Subsidiado por pesquisa da Embrapa Suínos e Aves (SC), o Sistema de Inspeção Federal (SIF), do Ministério da Agricultura e Pecuária (Mapa), incorpora a partir deste mês um procedimento inédito para garantir uma identificação mais eficaz de riscos de contaminação da carne por microrganismos no abate de frangos de corte. Trata-se da implementação, em seus autocontroles, do monitoramento microbiológico do desempenho higiênico-sanitário do processo de abate, com indicadores de limites para a Enterobacteriaceae – bactérias encontradas no trato gastrointestinal dos animais. Essas bactérias são consideradas importante indicador da qualidade higiênico-sanitária do processo de abate e como indicador potencial da presença ou ausência de Salmonella spp, uma das principais causas da condenação das carcaças nos frigoríficos. O novo procedimento foi oficializado pela Portaria SDA/MAPA Nº 1.023, publicada no dia 29 de fevereiro, e abrange abatedouros frigoríficos registrados no SIF, vinculado ao Departamento de Inspeção de Produtos de Origem Animal da Secretaria de Defesa Agropecuária (Dipoa) do Mapa. “É mais um avanço no trabalho de revisão e modernização do abate em frigoríficos”, comemora o pesquisador da Embrapa, Luizinho Caron, líder do projeto “Revisão e modernização do Sistema de Inspeção Federal de abatedouros de aves”, em andamento desde 2016, quando a Embrapa foi demandada pelo Mapa/Dipoa para elaborar uma proposta de modernização da inspeção que fosse baseada no manejo do risco.

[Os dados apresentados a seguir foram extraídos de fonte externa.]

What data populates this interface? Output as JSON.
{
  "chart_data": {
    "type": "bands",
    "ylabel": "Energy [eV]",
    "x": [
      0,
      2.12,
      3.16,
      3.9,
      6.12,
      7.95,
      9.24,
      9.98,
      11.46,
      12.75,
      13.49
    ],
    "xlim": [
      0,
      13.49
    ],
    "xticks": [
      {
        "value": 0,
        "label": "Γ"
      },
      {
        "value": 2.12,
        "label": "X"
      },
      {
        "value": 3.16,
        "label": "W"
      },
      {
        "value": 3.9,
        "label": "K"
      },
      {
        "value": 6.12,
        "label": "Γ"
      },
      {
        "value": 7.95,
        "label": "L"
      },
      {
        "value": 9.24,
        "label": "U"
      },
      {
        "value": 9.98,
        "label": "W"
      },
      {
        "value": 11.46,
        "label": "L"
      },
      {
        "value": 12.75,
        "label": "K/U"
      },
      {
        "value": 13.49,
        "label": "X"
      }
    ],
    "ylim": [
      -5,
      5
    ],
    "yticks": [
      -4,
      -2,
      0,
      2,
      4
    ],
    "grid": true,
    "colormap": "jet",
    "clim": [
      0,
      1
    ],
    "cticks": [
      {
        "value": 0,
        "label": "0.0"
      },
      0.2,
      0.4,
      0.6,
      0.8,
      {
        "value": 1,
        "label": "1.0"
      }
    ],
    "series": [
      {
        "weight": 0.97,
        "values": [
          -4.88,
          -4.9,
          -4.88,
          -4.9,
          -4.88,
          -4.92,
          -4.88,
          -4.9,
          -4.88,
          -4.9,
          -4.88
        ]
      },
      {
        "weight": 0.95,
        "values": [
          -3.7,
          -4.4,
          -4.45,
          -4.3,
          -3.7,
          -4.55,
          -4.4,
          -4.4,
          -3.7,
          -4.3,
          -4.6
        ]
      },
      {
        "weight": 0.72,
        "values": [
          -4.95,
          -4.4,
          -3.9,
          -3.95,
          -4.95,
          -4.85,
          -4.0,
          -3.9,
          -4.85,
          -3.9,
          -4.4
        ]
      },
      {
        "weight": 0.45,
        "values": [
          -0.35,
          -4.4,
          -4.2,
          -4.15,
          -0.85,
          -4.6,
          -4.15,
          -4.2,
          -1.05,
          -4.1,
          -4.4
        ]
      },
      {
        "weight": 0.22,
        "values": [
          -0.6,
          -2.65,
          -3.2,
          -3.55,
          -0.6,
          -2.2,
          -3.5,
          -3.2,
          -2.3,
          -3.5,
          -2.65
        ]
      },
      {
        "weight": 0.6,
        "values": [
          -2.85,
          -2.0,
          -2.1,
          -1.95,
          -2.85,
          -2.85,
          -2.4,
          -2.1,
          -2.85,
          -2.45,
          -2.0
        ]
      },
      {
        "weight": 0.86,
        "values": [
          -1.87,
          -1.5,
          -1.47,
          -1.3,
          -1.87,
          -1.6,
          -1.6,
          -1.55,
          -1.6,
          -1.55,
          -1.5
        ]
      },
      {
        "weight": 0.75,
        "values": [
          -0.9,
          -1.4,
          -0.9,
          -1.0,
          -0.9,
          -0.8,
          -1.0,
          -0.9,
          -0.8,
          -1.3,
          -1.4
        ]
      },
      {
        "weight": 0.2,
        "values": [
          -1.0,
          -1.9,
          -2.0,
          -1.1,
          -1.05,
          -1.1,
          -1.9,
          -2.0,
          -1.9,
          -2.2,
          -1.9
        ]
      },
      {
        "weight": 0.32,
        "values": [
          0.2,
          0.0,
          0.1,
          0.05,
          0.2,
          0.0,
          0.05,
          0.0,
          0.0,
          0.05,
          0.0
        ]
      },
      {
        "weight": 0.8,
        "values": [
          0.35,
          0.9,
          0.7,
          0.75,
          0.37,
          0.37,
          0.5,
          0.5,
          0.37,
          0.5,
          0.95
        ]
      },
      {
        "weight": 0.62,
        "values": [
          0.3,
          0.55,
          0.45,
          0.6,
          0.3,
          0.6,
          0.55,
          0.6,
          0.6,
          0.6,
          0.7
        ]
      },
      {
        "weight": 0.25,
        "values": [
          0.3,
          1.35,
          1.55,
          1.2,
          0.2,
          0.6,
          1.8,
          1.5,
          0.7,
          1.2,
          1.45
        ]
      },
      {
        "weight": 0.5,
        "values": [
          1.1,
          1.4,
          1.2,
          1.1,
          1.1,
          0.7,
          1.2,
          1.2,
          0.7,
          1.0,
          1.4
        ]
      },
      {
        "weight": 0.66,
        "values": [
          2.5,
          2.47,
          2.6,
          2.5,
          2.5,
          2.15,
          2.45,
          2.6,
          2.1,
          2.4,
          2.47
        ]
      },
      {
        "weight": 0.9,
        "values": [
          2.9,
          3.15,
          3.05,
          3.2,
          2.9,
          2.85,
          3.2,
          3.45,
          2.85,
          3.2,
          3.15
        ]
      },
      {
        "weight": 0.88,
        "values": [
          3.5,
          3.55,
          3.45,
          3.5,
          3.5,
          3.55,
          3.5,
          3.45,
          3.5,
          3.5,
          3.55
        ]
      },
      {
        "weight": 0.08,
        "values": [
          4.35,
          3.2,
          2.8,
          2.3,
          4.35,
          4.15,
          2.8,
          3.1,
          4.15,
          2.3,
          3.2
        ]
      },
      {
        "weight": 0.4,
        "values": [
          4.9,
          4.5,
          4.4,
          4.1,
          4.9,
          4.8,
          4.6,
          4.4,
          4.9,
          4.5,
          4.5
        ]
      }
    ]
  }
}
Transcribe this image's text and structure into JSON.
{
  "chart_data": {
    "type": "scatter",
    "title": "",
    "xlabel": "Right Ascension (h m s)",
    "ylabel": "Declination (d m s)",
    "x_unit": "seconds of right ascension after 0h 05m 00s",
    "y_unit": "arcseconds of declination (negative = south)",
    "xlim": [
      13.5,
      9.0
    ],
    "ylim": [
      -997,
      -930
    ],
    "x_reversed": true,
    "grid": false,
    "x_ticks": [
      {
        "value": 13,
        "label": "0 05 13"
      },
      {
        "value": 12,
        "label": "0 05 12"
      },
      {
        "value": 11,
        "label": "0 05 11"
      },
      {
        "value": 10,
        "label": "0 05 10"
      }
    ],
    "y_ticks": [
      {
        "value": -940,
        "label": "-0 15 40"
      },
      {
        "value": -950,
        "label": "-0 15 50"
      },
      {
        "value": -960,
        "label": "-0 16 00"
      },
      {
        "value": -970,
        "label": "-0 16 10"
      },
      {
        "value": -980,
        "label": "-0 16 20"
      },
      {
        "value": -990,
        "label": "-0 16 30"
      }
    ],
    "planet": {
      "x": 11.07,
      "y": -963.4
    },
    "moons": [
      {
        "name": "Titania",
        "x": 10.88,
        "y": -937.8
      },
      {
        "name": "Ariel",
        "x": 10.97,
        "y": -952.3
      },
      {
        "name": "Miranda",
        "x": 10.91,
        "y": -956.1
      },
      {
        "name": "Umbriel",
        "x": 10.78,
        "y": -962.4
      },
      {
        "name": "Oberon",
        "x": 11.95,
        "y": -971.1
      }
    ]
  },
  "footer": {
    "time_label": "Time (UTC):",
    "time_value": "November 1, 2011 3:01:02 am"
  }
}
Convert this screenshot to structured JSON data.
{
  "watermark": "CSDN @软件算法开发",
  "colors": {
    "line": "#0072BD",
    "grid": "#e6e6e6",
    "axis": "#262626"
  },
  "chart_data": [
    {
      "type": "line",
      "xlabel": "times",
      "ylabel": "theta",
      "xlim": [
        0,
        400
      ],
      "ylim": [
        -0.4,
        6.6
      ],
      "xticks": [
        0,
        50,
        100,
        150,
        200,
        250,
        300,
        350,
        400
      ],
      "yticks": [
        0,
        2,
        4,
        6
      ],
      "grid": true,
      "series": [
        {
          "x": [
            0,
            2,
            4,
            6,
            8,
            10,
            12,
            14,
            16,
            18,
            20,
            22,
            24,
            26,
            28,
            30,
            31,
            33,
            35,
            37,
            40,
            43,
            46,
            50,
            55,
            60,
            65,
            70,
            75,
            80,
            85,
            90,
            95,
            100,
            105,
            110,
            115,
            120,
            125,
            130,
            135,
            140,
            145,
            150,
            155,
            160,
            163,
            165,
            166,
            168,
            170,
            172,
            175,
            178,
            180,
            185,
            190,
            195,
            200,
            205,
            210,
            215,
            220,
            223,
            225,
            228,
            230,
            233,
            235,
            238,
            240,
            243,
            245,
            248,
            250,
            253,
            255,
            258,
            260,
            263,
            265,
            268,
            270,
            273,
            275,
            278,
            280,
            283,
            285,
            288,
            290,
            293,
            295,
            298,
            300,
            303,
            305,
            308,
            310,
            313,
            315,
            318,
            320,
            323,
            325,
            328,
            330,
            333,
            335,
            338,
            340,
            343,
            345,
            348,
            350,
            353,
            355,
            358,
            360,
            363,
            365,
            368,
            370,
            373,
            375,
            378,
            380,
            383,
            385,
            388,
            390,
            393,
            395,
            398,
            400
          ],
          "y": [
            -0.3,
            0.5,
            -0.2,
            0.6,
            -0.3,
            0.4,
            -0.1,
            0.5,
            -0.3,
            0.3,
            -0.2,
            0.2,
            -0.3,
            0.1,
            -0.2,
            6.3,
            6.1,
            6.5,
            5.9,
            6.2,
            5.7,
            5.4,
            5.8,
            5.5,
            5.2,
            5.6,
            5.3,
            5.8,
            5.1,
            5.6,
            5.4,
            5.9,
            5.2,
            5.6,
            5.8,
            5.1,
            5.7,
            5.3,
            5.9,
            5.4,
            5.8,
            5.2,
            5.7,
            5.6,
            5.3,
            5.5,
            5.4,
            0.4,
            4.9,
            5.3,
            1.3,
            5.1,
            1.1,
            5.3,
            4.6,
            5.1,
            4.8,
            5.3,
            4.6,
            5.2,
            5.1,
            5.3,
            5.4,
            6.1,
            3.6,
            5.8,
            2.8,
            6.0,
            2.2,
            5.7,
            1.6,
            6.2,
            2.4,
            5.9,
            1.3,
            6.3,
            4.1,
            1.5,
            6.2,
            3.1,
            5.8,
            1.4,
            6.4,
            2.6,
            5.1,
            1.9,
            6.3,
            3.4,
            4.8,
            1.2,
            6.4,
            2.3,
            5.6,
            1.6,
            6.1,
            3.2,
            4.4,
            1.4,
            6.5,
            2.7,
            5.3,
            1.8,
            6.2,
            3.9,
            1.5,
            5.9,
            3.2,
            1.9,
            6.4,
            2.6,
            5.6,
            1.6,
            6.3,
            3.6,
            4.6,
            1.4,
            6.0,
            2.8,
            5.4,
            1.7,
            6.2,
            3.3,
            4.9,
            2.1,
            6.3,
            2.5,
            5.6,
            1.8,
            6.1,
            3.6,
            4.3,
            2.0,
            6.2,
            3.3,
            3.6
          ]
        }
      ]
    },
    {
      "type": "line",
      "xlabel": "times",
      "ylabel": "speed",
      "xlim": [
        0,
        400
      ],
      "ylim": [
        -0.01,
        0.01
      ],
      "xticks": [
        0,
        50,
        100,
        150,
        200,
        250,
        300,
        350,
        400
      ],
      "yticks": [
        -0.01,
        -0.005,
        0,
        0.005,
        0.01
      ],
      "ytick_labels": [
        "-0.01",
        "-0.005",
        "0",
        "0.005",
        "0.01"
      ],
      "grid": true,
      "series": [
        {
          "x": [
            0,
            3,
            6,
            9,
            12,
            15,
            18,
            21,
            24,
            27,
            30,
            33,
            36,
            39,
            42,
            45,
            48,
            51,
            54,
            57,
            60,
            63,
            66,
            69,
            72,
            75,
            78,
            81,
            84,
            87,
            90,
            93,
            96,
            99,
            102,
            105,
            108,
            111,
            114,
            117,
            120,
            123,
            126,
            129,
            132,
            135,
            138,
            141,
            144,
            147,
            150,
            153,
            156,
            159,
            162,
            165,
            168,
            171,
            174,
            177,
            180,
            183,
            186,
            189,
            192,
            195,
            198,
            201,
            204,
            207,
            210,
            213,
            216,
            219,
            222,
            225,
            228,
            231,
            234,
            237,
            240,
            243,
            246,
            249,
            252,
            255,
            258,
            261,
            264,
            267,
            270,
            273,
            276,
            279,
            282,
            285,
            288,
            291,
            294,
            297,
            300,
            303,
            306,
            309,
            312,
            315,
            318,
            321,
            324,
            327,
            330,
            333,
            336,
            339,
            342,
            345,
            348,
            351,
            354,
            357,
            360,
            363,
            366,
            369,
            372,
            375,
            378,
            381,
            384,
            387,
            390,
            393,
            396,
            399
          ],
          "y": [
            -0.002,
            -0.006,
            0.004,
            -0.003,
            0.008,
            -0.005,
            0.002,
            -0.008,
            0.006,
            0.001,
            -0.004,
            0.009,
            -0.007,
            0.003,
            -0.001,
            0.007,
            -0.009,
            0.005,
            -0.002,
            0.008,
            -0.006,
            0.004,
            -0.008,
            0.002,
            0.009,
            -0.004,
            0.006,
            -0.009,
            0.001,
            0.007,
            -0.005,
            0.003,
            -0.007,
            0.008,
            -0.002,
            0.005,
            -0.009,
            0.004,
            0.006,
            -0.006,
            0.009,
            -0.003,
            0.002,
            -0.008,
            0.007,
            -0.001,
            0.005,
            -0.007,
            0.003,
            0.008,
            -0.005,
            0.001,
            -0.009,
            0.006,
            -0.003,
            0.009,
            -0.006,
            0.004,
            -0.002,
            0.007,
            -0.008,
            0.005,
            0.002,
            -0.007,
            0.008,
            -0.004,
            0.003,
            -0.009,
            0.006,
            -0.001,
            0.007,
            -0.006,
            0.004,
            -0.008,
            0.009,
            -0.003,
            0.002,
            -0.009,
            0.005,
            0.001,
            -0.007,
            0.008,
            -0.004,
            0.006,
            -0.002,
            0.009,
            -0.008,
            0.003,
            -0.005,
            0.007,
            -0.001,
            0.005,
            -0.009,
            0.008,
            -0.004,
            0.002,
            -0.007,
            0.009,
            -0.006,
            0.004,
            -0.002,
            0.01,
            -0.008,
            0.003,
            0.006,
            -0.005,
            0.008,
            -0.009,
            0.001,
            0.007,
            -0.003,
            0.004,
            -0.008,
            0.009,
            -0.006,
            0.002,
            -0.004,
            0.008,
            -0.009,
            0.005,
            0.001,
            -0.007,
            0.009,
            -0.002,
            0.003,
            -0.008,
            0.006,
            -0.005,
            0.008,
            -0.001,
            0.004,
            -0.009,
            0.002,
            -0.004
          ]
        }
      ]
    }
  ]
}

“A partir da aplicação desse procedimento, os frigoríficos têm como avaliar efetivamente o risco que o seu processo apresenta à saúde. Outra vantagem é que, com base nessa avaliação, será possível identificar os lotes de produção com problemas e agir com medidas específicas no seu sistema de abate”, explica o pesquisador. No processo de abate as carcaças de frangos com alterações ou contaminações são condenadas, atingindo aproximadamente 5,99% das aves abatidas, as quais são destinadas à produção de produtos não comestíveis. Essa condenação tem base na avaliação do animal “ante” e “post mortem”, mediante alterações em características físicas, que classificam a carcaça como condenada parcial ou total, sendo 85% e 15% do total de condenação. Segundo pesquisadores da Embrapa, as principais causas de condenações registradas pelo SIF durante o abate de frangos são as contaminações gastrointestinais, com 26,2% das condenações. Depois, vem as condenações por lesões traumáticas com 24,8%, lesões de pele inespecíficas com 13,3% e 35,7% sendo por outras causas.